A former president pens a love letter to my country

When he served as Lehigh’s president from 1982 to 1997, Peter Likins was not reluctant to talk about the six children that he and his wife, Pat, had adopted.

In emails to faculty, students and staff, in interviews and casual conversations, and in the Lehigh Alumni Bulletin, Likins spoke of the joy of welcoming a new child, of coaching his kids’ athletic teams and of taking cross-country road trips.

And he discussed the heartaches of dealing with teenage rebellion, drug and alcohol addiction, and mental illness.

Last week, Likins returned to campus to talk again about his family and to sign copies of his new book, A New American Family: A Love Story. The book was published this year by the University of Arizona Press. Likins was UA president from 1997 until 2006.

In his talk, Likins recalled growing up in a “two-room shack” in northern California. He had little contact with his father, who left the family, but he said his was a happy childhood.

“Our story is the American story”

At the age of 13, he met Pat at his junior high school graduation dance.

“I fell in love,” he said. “I asked a girl I’d never seen before to dance. That night, she wrote in her diary that she had met the boy she was going to marry.”

The couple married six years later. When Likins was 25, they adopted their first child, Lora.
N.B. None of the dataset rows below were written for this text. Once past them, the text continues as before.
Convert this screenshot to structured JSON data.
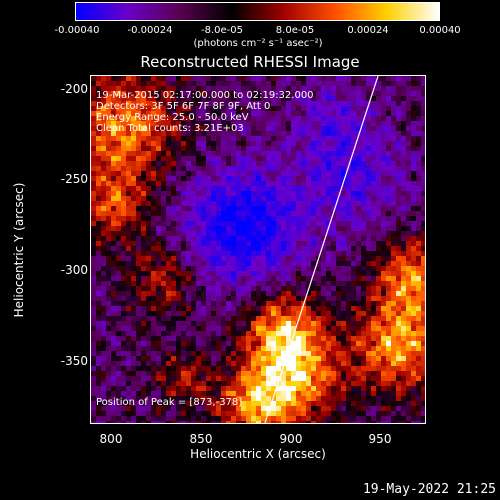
{
  "colorbar": {
    "labels": [
      "-0.00040",
      "-0.00024",
      "-8.0e-05",
      "8.0e-05",
      "0.00024",
      "0.00040"
    ],
    "units": "(photons cm⁻² s⁻¹ asec⁻²)",
    "range": [
      -0.0004,
      0.0004
    ],
    "colors": [
      "#0000ff",
      "#6a00c8",
      "#5a0050",
      "#000000",
      "#a00000",
      "#ff5000",
      "#ffd000",
      "#ffffff"
    ]
  },
  "chart_data": {
    "type": "heatmap",
    "title": "Reconstructed RHESSI Image",
    "xlabel": "Heliocentric X (arcsec)",
    "ylabel": "Heliocentric Y (arcsec)",
    "xlim": [
      781,
      973
    ],
    "ylim": [
      -384,
      -189
    ],
    "xticks": [
      "800",
      "850",
      "900",
      "950"
    ],
    "yticks": [
      "-200",
      "-250",
      "-300",
      "-350"
    ],
    "limb_line": [
      [
        881,
        -384
      ],
      [
        946,
        -189
      ]
    ],
    "annotations": {
      "time": "19-Mar-2015 02:17:00.000 to 02:19:32.000",
      "detectors": "Detectors: 3F 5F 6F 7F 8F 9F, Att 0",
      "energy": "Energy Range: 25.0 - 50.0 keV",
      "clean": "Clean     Total counts: 3.21E+03",
      "peak": "Position of Peak = [873,-378]"
    }
  },
  "footer": {
    "date": "19-May-2022 21:25"
  }
}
“We saw Lora when she was eight hours old and brought her home three days later. We desperately wanted that baby.”

Several days later, doctors told the Likinses that Lora had a hole in her heart and would probably not survive.

“I literally slumped to the ground,” he said. “My wife took charge; she was always the strong one. Lora ended up running track in high school, and today she’s a healthy, 48-year-old woman.”

The Likinses adopted five more children—Paul, Krista, John, Teresa and Linda. Two of their children are mixed-race and two are Native Americans.
“I want America to be all it can be”

Likins said he and his wife have experienced many of the struggles now common among American families. Several of his children battled drug and alcohol abuse, several acted out while trying to find their purpose in life, and two became single parents.

John Likins’ story was the most tragic. In 2002, after 16 years of on-and-off drug use and rehabilitation efforts, John died of an overdose at 33. Like his father, he had been a championship wrestler.

Doctors diagnosed John with schizophrenia at the age of 21, four years after he had begun using illegal drugs, Likins said. Had the diagnosis come sooner, he suggested, John’s outcome might have been different.

“John was not an angry, rebellious kid. He was an extraordinary young man with two diseases. Our adventure with him was a beautiful experience. We have no regrets. We had more joy and more sorrow with him than with any of our other kids. That’s life.

“Dealing with drug and alcohol addiction and mental illness is not just our story, it’s the American story. We need to talk about these things and understand them.

“I want America to be all that it can be, so I wrote a love letter to my country.”